Devo dizer, antes de mais nada, que gosto (e muito) de séries-caso-da-semana (o pessoal que acompanha seriados têm um nome específico para isso, que me escapa no momento). Gosto de uma estrutura que seja mais ou menos fixa, e que mude somente o desafio proposto para os personagens, se utilizando dos mesmos esquemas já preestabelecidos. Atualmente, não há mais espaço para isso; o que se exige é que haja um maior aprofundamento (e desenvolvimento) psico – histórico – sócio – ecônomico dos personagens e que isso afete as histórias de tal modo que nada fique como foi no começo. Não tenho nada contra essa linha, por certo!, é somente uma espécie de saudosismo de alguma coisa um tanto mais simples.

Esse lance dos dois níveis, como me referi acima, é um modo dos produtores garantirem aos espectadores que os dois esquemas serão mantidos: o ‘caso da semana’ mudará constantemente e, como subsídio para quando o esquema ficar repetitivo ou quadrado, sempre a possibilidade de fortes reviravoltas com a revelação súbita de novos segredos íntimos. Em ‘Monk’ havia a genialidade e o excentrismo do detetive e sua busca pelo assassino de sua mulher. Em ‘House’ a genialidade do doutor e sua rabujice, e os problemas com sua perna. Em ‘Unforgettable’, a supermemória da ex-detetive e a busca pelo assassino da irmã.

Sendo assim, pode-se dizer que ‘Unforgettable’ cumpre suas expectativas mínimas. No episódio piloto, Carrie está em uma espiral sem sentido em sua vida, até que um assassinato é cometido no seu prédio e ela acaba se envolvendo com a força policial comandada pelo seu ex-amante, o qual vê a possibilidade de trazê-la de volta à ativa e, quem sabe, a retomada do relacionamento (com a complicação de que agora ele está com nova namorada).
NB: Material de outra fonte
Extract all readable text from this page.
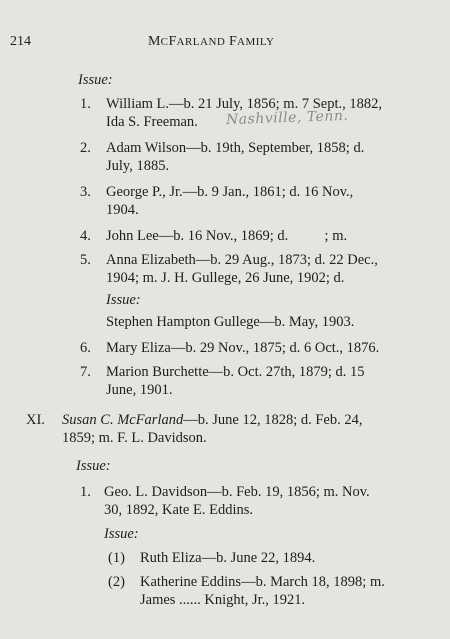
214	MCFARLAND FAMILY
Issue:
1. William L.—b. 21 July, 1856; m. 7 Sept., 1882,
Ida S. Freeman. Nashville, Tenn.
2. Adam Wilson—b. 19th, September, 1858; d.
July, 1885.
3. George P., Jr.—b. 9 Jan., 1861; d. 16 Nov.,
1904.
4. John Lee—b. 16 Nov., 1869; d.          ; m.
5. Anna Elizabeth—b. 29 Aug., 1873; d. 22 Dec.,
1904; m. J. H. Gullege, 26 June, 1902; d.
Issue:
Stephen Hampton Gullege—b. May, 1903.
6. Mary Eliza—b. 29 Nov., 1875; d. 6 Oct., 1876.
7. Marion Burchette—b. Oct. 27th, 1879; d. 15
June, 1901.
XI. Susan C. McFarland—b. June 12, 1828; d. Feb. 24,
1859; m. F. L. Davidson.
Issue:
1. Geo. L. Davidson—b. Feb. 19, 1856; m. Nov.
30, 1892, Kate E. Eddins.
Issue:
(1) Ruth Eliza—b. June 22, 1894.
(2) Katherine Eddins—b. March 18, 1898; m.
James ...... Knight, Jr., 1921.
Boa apresentação dos personagens, bom desenvolvimento de suas aspirações primárias, flashbacks necessários inseridos nos momentos certos, direção simples, sem muitas frescuras (embora exagerem um pouco nos instantes em que Carrie se concentra em sua memória, com trucagens bonitinhas mas desnecessárias dela olhando para si mesmo enquanto se recorda). Os atores estão medianos, sem arroubos nem exageros.

A questão é Poppy Montgomery que está encarando uma atuação principal, depois do bom desempenho que teve como coadjuvante em ‘Desaparecidos’ (Without a Trace). Ela continua simpática, bonita e com ótima presença, mas suas limitações como atriz também ficam mais à mostra.

Assim como o seriado. ‘Unforgettable’ é simpático, dá para assistir numa boa, dá para acompanhar os episódios, sem grande entusiasmo, e sem grandes frustrações.

Person of Interest
Um ex-agente da CIA se alia a um gênio (e milionário) da computação para ajudar a prevenir crimes considerados ‘irrelevantes’ para o governo.

Opa, finalmente uma série que consegue envolver o espectador, com boa dose de ação, um pouco de drama, outro tanto de crítica política, equilibrados com boa produção e roteiros bem amarrados. Nenhuma maravilha da natureza, nada que te faça sofrer desesperado para assistir o novo episódio da semana, mas em vista do que se tem apresentado nesta temporada, até que foi bem.

A premissa do argumento é apresentada com bastante coerência, do tipo que sabemos, com certeza, ser absurdo e inexistente, mas que nos deixa sempre com uma pulga na orelha, pela sua possibilidade latente. Parte-se (mais uma vez!) da paranóia provocada pelos ataques ás Torres Gêmeas e do esforço do governo norte-americano de evitar novos atentados. Nesse sentido, construiu-se um gigantesco computador que reune todas as informações possíveis e imagináveis da metrópole Nova Iorque colhidas através de todos os milhares de pontos espalhados pela cidade: câmeras, gravações, telefonemas e tudo o mais. O responsável pelo projeto, Harold Finch (Michael Emerson), cria os programas que refinam as informações, cruzam os dados e permitem prever, com alta probabilidade de acerto matemático, as situações e as pessoas envolvidas com possíveis novos atentados.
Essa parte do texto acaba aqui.